É também o que pretende fazer a mãe do Bento, Camila. Assim que abrir a pré-matrícula na rede municipal para o próximo, ela fará a matrícula do pequeno, de 2 anos e 9 meses. Enquanto isso, a estimulação e ensinamento são feitos em casa e compartilhados pelo Instagram criado pela mamãe. “Confio muito na inclusão da rede pública. Os alunos não estão lá só para socializar, mas sim para aprender, pois todos tem capacidade, apenas aprendem de maneira diferente. É preciso acreditar nas potencialidades dos nossos filhos. Muitos não tentam e já dizem que a criança não consegue”, disse ela.
 
Rede Municipal Inclusiva
 
A rede municipal de ensino conta com uma equipe específica para Educação Especial, coordenada pela pedagoga Ana Cláudia Teixeira. De acordo com a prefeitura, materiais adaptados estão sendo produzidos para serem distribuídos aos alunos da rede municipal que necessitam desse tipo de atendimento diferenciado.
 
Os cadernos pedagógicos e a avaliação de desempenho, que está ocorrendo neste mês para estudantes do ensino fundamental (1º ao 9º ano), foram adaptadas com fontes ampliadas para estudantes com baixa visão; para o código Braille, possibilitando a leitura para estudantes cegos e Libras (Língua Brasileira de Sinais) para os estudantes surdos. Estas adequações são realizadas pelos professores do Atendimento Educacional Especializado (AEE) da equipe de Educação Especial lotados no Centro de AEE Neusa Goulart Brizola. “O material adaptado aos alunos que necessitam é preparado rotineiramente. Neste momento, como estão sendo utilizadas as apostilas pedag&oacu te;gicas, elas estão sendo adaptadas”, disse Ana Cláudia.
 
De acordo com Ana Cláudia, os cadernos pedagógicos também recebem adequação curricular, com vistas a oferecer os conteúdos curriculares dentro das potencialidades e necessidades dos estudantes com deficiência intelectual, autismo e outras tipologias que requeiram um olhar mais específico para os processos de aprendizagem.
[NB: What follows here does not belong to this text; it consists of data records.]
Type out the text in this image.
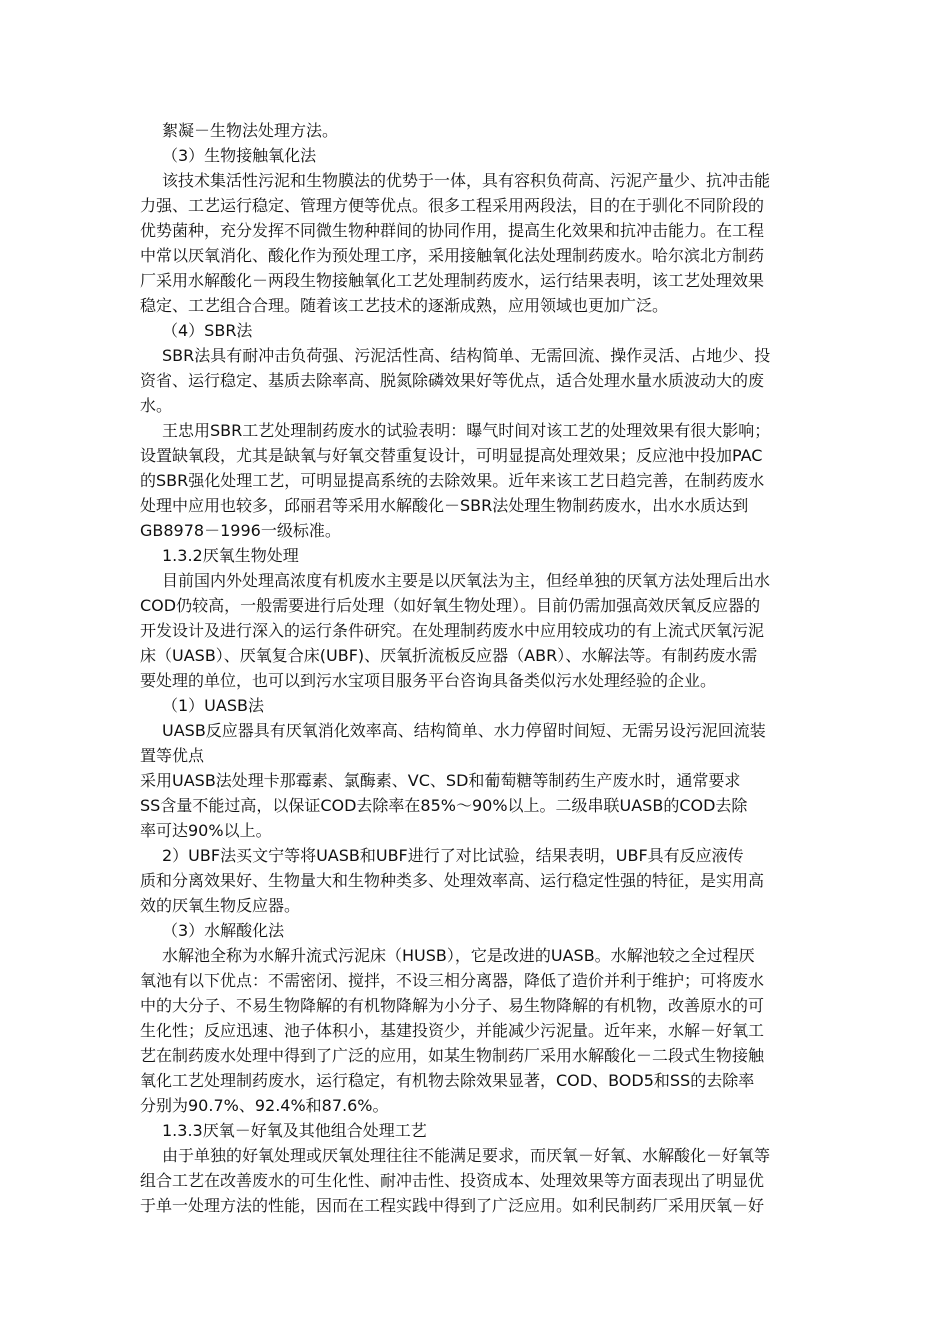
絮凝－生物法处理方法。
（3）生物接触氧化法
该技术集活性污泥和生物膜法的优势于一体，具有容积负荷高、污泥产量少、抗冲击能
力强、工艺运行稳定、管理方便等优点。很多工程采用两段法，目的在于驯化不同阶段的
优势菌种，充分发挥不同微生物种群间的协同作用，提高生化效果和抗冲击能力。在工程
中常以厌氧消化、酸化作为预处理工序，采用接触氧化法处理制药废水。哈尔滨北方制药
厂采用水解酸化－两段生物接触氧化工艺处理制药废水，运行结果表明，该工艺处理效果
稳定、工艺组合合理。随着该工艺技术的逐渐成熟，应用领域也更加广泛。
（4）SBR法
SBR法具有耐冲击负荷强、污泥活性高、结构简单、无需回流、操作灵活、占地少、投
资省、运行稳定、基质去除率高、脱氮除磷效果好等优点，适合处理水量水质波动大的废
水。
王忠用SBR工艺处理制药废水的试验表明：曝气时间对该工艺的处理效果有很大影响；
设置缺氧段，尤其是缺氧与好氧交替重复设计，可明显提高处理效果；反应池中投加PAC
的SBR强化处理工艺，可明显提高系统的去除效果。近年来该工艺日趋完善，在制药废水
处理中应用也较多，邱丽君等采用水解酸化－SBR法处理生物制药废水，出水水质达到
GB8978－1996一级标准。
1.3.2厌氧生物处理
目前国内外处理高浓度有机废水主要是以厌氧法为主，但经单独的厌氧方法处理后出水
COD仍较高，一般需要进行后处理（如好氧生物处理）。目前仍需加强高效厌氧反应器的
开发设计及进行深入的运行条件研究。在处理制药废水中应用较成功的有上流式厌氧污泥
床（UASB）、厌氧复合床(UBF)、厌氧折流板反应器（ABR）、水解法等。有制药废水需
要处理的单位，也可以到污水宝项目服务平台咨询具备类似污水处理经验的企业。
（1）UASB法
UASB反应器具有厌氧消化效率高、结构简单、水力停留时间短、无需另设污泥回流装
置等优点
采用UASB法处理卡那霉素、氯酶素、VC、SD和葡萄糖等制药生产废水时，通常要求
SS含量不能过高，以保证COD去除率在85%～90%以上。二级串联UASB的COD去除
率可达90%以上。
2）UBF法买文宁等将UASB和UBF进行了对比试验，结果表明，UBF具有反应液传
质和分离效果好、生物量大和生物种类多、处理效率高、运行稳定性强的特征，是实用高
效的厌氧生物反应器。
（3）水解酸化法
水解池全称为水解升流式污泥床（HUSB），它是改进的UASB。水解池较之全过程厌
氧池有以下优点：不需密闭、搅拌，不设三相分离器，降低了造价并利于维护；可将废水
中的大分子、不易生物降解的有机物降解为小分子、易生物降解的有机物，改善原水的可
生化性；反应迅速、池子体积小，基建投资少，并能减少污泥量。近年来，水解－好氧工
艺在制药废水处理中得到了广泛的应用，如某生物制药厂采用水解酸化－二段式生物接触
氧化工艺处理制药废水，运行稳定，有机物去除效果显著，COD、BOD5和SS的去除率
分别为90.7%、92.4%和87.6%。
1.3.3厌氧－好氧及其他组合处理工艺
由于单独的好氧处理或厌氧处理往往不能满足要求，而厌氧－好氧、水解酸化－好氧等
组合工艺在改善废水的可生化性、耐冲击性、投资成本、处理效果等方面表现出了明显优
于单一处理方法的性能，因而在工程实践中得到了广泛应用。如利民制药厂采用厌氧－好
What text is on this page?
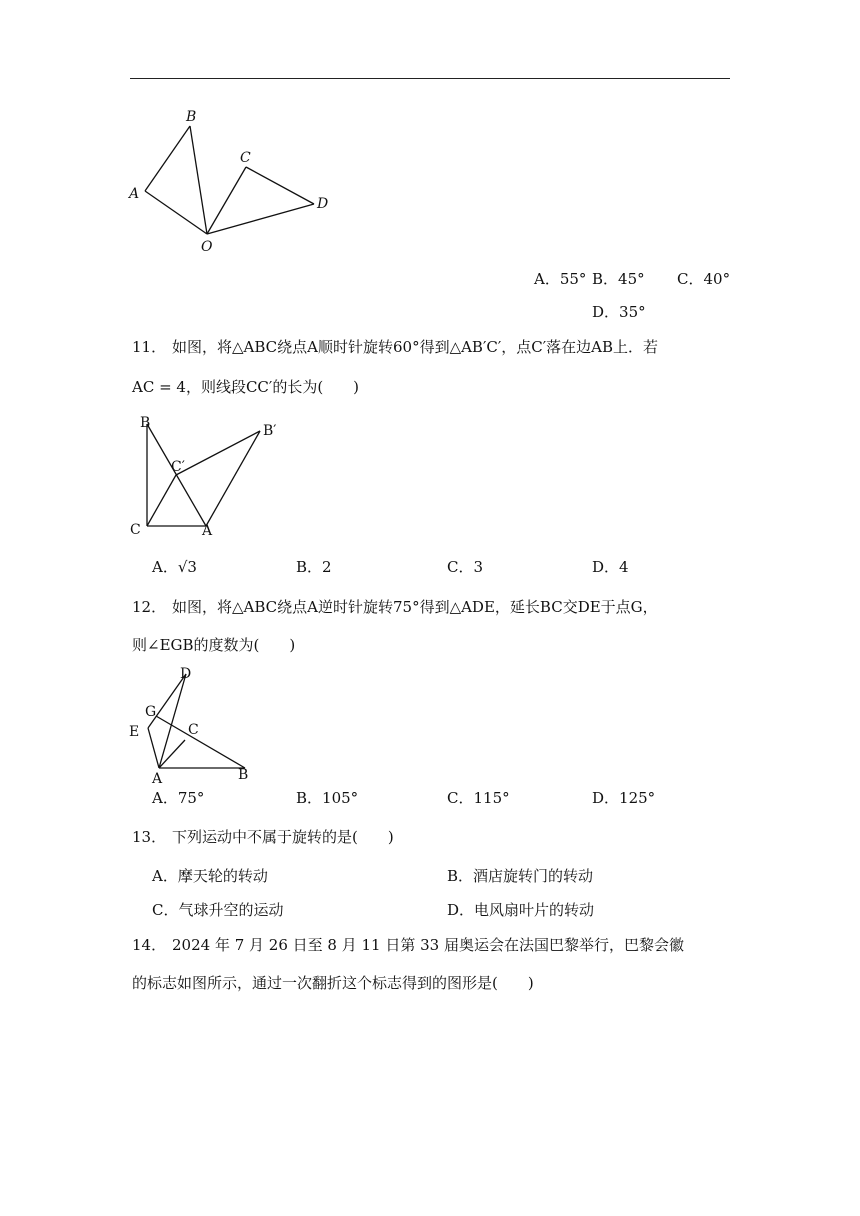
A
B
C
D
O
A．55° B．45° C．40°
D．35°
11． 如图，将△ABC绕点A顺时针旋转60°得到△AB′C′，点C′落在边AB上．若
AC = 4，则线段CC′的长为(　　)
B	B′
C′
C	A
A．√3	B．2	C．3	D．4
12． 如图，将△ABC绕点A逆时针旋转75°得到△ADE，延长BC交DE于点G，
则∠EGB的度数为(　　)
D
G
C
E
A	B
A．75°	B．105°	C．115°	D．125°
13． 下列运动中不属于旋转的是(　　)
A．摩天轮的转动	B．酒店旋转门的转动
C．气球升空的运动	D．电风扇叶片的转动
14． 2024 年 7 月 26 日至 8 月 11 日第 33 届奥运会在法国巴黎举行，巴黎会徽
的标志如图所示，通过一次翻折这个标志得到的图形是(　　)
Toda esta adequação é realizada pelos professores das classes regulares, orientados e acompanhados também pelos professores do AEE da Secretaria Municipal de Educação e o Centro de AEE Neusa Goulart Brizola. 
 
A Secretaria de Educação tem hoje 228 estudantes com deficiência intelectual e 16 estudantes com deficiência múltipla. Para o acompanhamento desses alunos, a Secretaria Municipal de Educação realizou um processo seletivo que contratou 150 profissionais de apoio escolar, chamados de auxiliares de sala. “Entretanto, por não ser um quantitativo suficiente, o município tem contemplado professores que tenham interesse em trabalhar com esta mediação. Desta forma, hoje, são cerca de 240 a 250 profissionais nesta modalidade de atendimento específico e individualizado desses estudantes”, disse Ana Cláudia.
 
Mesmo no ensino híbrido, os alunos que necessitam do acompanhamento do professor auxiliar, tem esse profissional à disposição, segundo a coordenadora do setor de Educação Especial.  “Os estudantes que têm necessidade do profissional de apoio escolar estão tendo este acompanhamento, um profissional direcionado ao atendimento das especificidades, dando uma atenção mais específica, tanto no ensino presencial quanto no ensino remoto”, esclarece ela.